Looking Ahead: The Changing Role of Streets and Neighborhood Commerce

South Central Farms. Image source.

In the world after the pandemic, street vendors—and especially those selling food—may have a very different role to play than we're used to in American cities.

If there is an enduring shift toward work-from-home, then there will be an enduring geographic change in demand for street vendors: less in Midtown Manhattan, perhaps, but more in otherwise residential neighborhoods and suburban shopping-center parking lots. As we emphasized in our Pandemic Response Toolkit for local leaders, shelter-in-place orders and the shift to working from home has meant that every neighborhood is effectively mixed-use now. The clear answer for cities looking to get ahead of this trend is to let their regulations catch up to reality: allow versatility across the board in what kinds of low-impact, neighborhood-serving uses can be present.

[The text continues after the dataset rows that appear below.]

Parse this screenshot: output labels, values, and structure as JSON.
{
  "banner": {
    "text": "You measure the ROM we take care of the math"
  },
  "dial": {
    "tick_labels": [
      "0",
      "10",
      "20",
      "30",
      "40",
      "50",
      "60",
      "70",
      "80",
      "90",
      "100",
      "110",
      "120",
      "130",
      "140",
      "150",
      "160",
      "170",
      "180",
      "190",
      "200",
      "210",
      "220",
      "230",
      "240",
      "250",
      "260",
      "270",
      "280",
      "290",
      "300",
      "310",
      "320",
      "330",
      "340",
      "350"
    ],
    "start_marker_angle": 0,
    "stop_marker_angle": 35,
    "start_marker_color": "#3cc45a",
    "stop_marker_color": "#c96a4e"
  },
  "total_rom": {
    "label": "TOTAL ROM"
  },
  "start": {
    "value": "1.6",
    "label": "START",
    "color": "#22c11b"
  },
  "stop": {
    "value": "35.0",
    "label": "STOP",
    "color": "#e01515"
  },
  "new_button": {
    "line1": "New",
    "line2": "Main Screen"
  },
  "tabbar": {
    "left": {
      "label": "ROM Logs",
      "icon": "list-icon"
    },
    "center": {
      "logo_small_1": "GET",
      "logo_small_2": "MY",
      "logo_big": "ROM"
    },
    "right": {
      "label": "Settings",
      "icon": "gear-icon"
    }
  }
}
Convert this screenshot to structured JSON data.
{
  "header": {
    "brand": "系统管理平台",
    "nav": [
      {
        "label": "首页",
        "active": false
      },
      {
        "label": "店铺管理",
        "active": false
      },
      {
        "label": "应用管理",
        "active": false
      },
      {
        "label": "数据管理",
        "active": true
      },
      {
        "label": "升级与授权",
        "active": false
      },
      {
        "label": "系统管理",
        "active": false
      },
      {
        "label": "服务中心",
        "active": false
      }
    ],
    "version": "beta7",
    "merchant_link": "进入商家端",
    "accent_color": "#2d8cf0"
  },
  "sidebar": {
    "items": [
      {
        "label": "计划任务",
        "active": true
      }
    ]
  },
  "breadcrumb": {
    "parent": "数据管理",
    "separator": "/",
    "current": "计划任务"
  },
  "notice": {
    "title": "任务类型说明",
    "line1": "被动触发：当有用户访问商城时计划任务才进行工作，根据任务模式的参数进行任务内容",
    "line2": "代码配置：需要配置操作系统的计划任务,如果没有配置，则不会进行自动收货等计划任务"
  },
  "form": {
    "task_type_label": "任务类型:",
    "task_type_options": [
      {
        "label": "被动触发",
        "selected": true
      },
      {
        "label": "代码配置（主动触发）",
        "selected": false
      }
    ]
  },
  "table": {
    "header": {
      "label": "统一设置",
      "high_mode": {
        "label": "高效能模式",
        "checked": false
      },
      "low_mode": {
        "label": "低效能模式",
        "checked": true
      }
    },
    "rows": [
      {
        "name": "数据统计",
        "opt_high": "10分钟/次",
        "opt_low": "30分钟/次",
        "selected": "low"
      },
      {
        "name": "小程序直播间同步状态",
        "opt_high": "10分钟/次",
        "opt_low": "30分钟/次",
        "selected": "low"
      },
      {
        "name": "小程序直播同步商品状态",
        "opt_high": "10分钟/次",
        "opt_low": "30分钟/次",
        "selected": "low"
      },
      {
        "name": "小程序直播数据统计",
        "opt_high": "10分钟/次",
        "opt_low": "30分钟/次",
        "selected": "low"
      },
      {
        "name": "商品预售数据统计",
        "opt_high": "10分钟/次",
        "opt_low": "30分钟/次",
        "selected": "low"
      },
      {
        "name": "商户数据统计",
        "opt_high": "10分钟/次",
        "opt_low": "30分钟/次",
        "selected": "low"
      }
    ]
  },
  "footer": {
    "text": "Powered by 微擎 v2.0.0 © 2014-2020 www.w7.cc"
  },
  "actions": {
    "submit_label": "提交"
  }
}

This is especially true because the benefits go beyond just a place to grab a bite. In a 2019 Curbed piece, Alissa Walker describes how street vendors confer a public-safety benefit in addition to the obvious economic benefit. They not only provide eyes on the street, Walker writes, but "they do so in places chronically ignored by city planners." The watchful presence of a street merchant can be a great comfort to, for example, a woman waiting alone at a bus stop in the dark.

Street food is the kind of use that can quickly reclaim places that are abandoned for whatever reason—as many retail spaces may well be in the wake of this pandemic—and give some life back to them. After a volcanic eruption, grasses and lichens are the first to move into the scorched area, because they demand very little compared to a full-fledged tree or shrub. Let's let street vendors, the bottom of the economic chain of succession, be the same way: where we have vacancies creating scars on the urban landscape, invite in those entrepreneurs who can fill the void. 

North Americans are quicker than most of the world to hit the limits of our comfort with that kind of messy, almost ecological succession, which requires that we let go of many of our impulses to control who gets to use public space and how. We have long been taught to prize order and predictability even at the expense of spontaneity, fluidity, and the organic development of great places. Order is a luxury of the (superficially) rich. We should learn to tolerate a little more chaotic but smart, and street vendors are a part of that.

In a time when headlines are of supply chains failing, chickens being euthanized by the tens of thousands, chains defaulting on their rent and pulling out of some of the most valuable real estate in the world, maybe it’s time to look to the other end of the spectrum for the future. The smallest of small businesses are that end. Those of us who want to build resilient places can focus our energies on making it easier for people who want to start with nothing and earn their way to a little bit of something.